PPF account comes with a lock-in period of 15 years from the end of the financial year in which the account is opened. So if you open a PPF account for your child early in his life, by the time he starts working or becomes a senior (i.e., turns 18), his account would have matured However, do note that you can deposit the total amount in both the accounts (i.e., yours and your child’s) together.
As per the existing laws, it should not exceed Rs.1.5 lakh in a financial year. This is also the maximum amount that you can put into a PPF account in a financial year and avail of the Section 80C tax exemption. This section 80C tax benefit is available only if you opt for old tax regime while filing income tax return.
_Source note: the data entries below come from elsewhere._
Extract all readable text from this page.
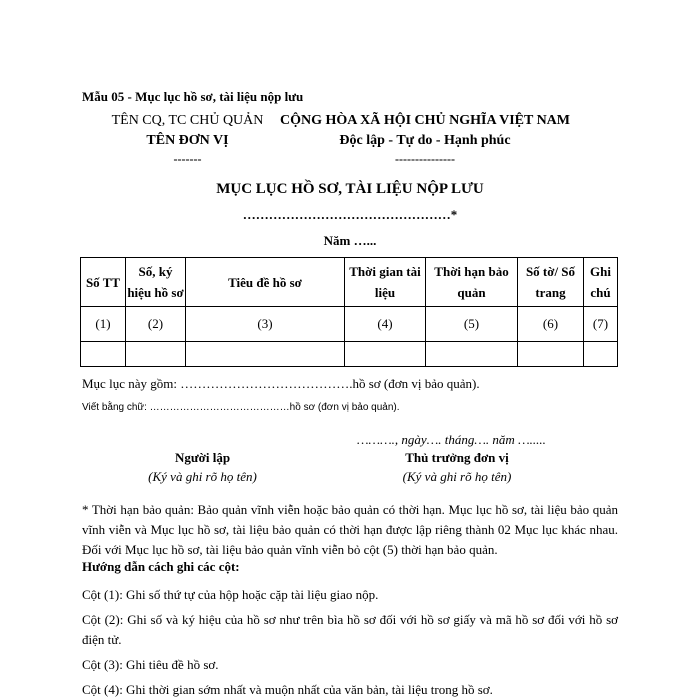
Mẫu 05 - Mục lục hồ sơ, tài liệu nộp lưu
TÊN CQ, TC CHỦ QUẢN
TÊN ĐƠN VỊ
-------
CỘNG HÒA XÃ HỘI CHỦ NGHĨA VIỆT NAM
Độc lập - Tự do - Hạnh phúc
---------------
MỤC LỤC HỒ SƠ, TÀI LIỆU NỘP LƯU
…………………………………………*
Năm …...
Số TT	Số, ký hiệu hồ sơ	Tiêu đề hồ sơ	Thời gian tài liệu	Thời hạn bảo quản	Số tờ/ Số trang	Ghi chú
(1)	(2)	(3)	(4)	(5)	(6)	(7)

Mục lục này gồm: ………………………………….hồ sơ (đơn vị bảo quản).
Viết bằng chữ: ……………………………………hồ sơ (đơn vị bảo quản).
………., ngày…. tháng…. năm ….....
Người lập
(Ký và ghi rõ họ tên)
Thủ trưởng đơn vị
(Ký và ghi rõ họ tên)
* Thời hạn bảo quản: Bảo quản vĩnh viễn hoặc bảo quản có thời hạn. Mục lục hồ sơ, tài liệu bảo quản vĩnh viễn và Mục lục hồ sơ, tài liệu bảo quản có thời hạn được lập riêng thành 02 Mục lục khác nhau. Đối với Mục lục hồ sơ, tài liệu bảo quản vĩnh viễn bỏ cột (5) thời hạn bảo quản.
Hướng dẫn cách ghi các cột:
Cột (1): Ghi số thứ tự của hộp hoặc cặp tài liệu giao nộp.
Cột (2): Ghi số và ký hiệu của hồ sơ như trên bìa hồ sơ đối với hồ sơ giấy và mã hồ sơ đối với hồ sơ điện tử.
Cột (3): Ghi tiêu đề hồ sơ.
Cột (4): Ghi thời gian sớm nhất và muộn nhất của văn bản, tài liệu trong hồ sơ.
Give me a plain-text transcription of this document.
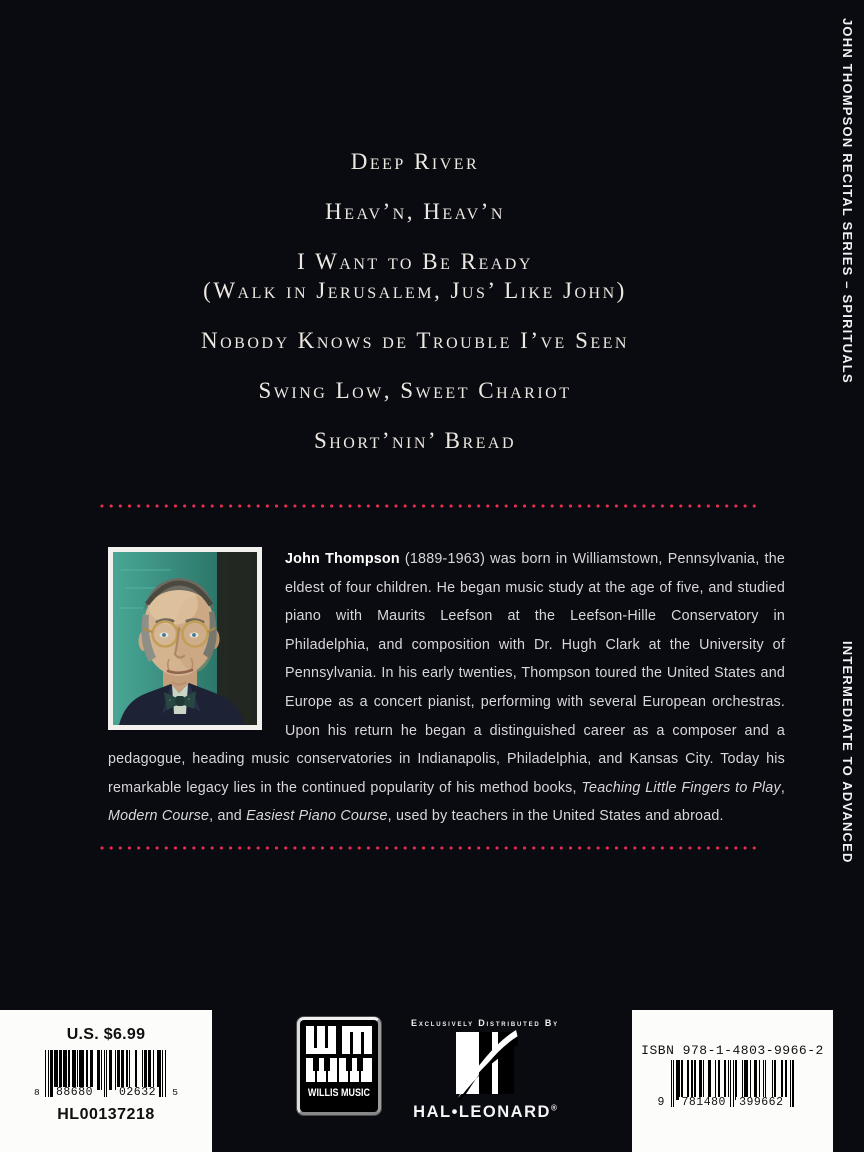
JOHN THOMPSON RECITAL SERIES – SPIRITUALS
INTERMEDIATE TO ADVANCED
Deep River
Heav’n, Heav’n
I Want to Be Ready
(Walk in Jerusalem, Jus’ Like John)
Nobody Knows de Trouble I’ve Seen
Swing Low, Sweet Chariot
Short’nin’ Bread
John Thompson (1889-1963) was born in Williamstown, Pennsylvania, the eldest of four children. He began music study at the age of five, and studied piano with Maurits Leefson at the Leefson-Hille Conservatory in Philadelphia, and composition with Dr. Hugh Clark at the University of Pennsylvania. In his early twenties, Thompson toured the United States and Europe as a concert pianist, performing with several European orchestras. Upon his return he began a distinguished career as a composer and a pedagogue, heading music conservatories in Indianapolis, Philadelphia, and Kansas City. Today his remarkable legacy lies in the continued popularity of his method books, Teaching Little Fingers to Play, Modern Course, and Easiest Piano Course, used by teachers in the United States and abroad.
U.S. $6.99
8 88680 02632	5
HL00137218
WILLIS MUSIC
Exclusively Distributed By
HAL•LEONARD®
ISBN 978-1-4803-9966-2
9 781480 399662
Your child will get this benefit
Once your child turns 18, he can decide to continue with the PPF account. He will be able to use PPF account with a shorter lock-in period of 5 years as compared to the normal lock-in. 15 years which a normal investor would have to face on opening a new account. This is beneficial as currently the PPF account enjoys EEE status, ie contributions are tax exempt, interest is tax free, and withdrawals are also tax free. PPF is considered a good way to invest, but the long lock-in period of 15 years poses a problem. This deficiency will go away/reduce to a great extent for your child.
Partial withdrawal facility
As per PPF rules, you get the facility to withdraw money from your PPF account from the 7th year onwards subject to certain terms and conditions. Withdrawal rules are different for Extended PPF account. In the extension years of the PPF account, the account holder has the option to withdraw once in a financial year. However, the maximum amount you can withdraw depends on whether you have augmented the account with or without contribution.
If the PPF account is extended without any contribution, one can withdraw any amount to the extent of the balance available in the account. On the other hand, if the account is extended with fresh contributions, the amount of withdrawal during a block of five years cannot exceed 60 per cent of the balance available at the beginning of the extension period.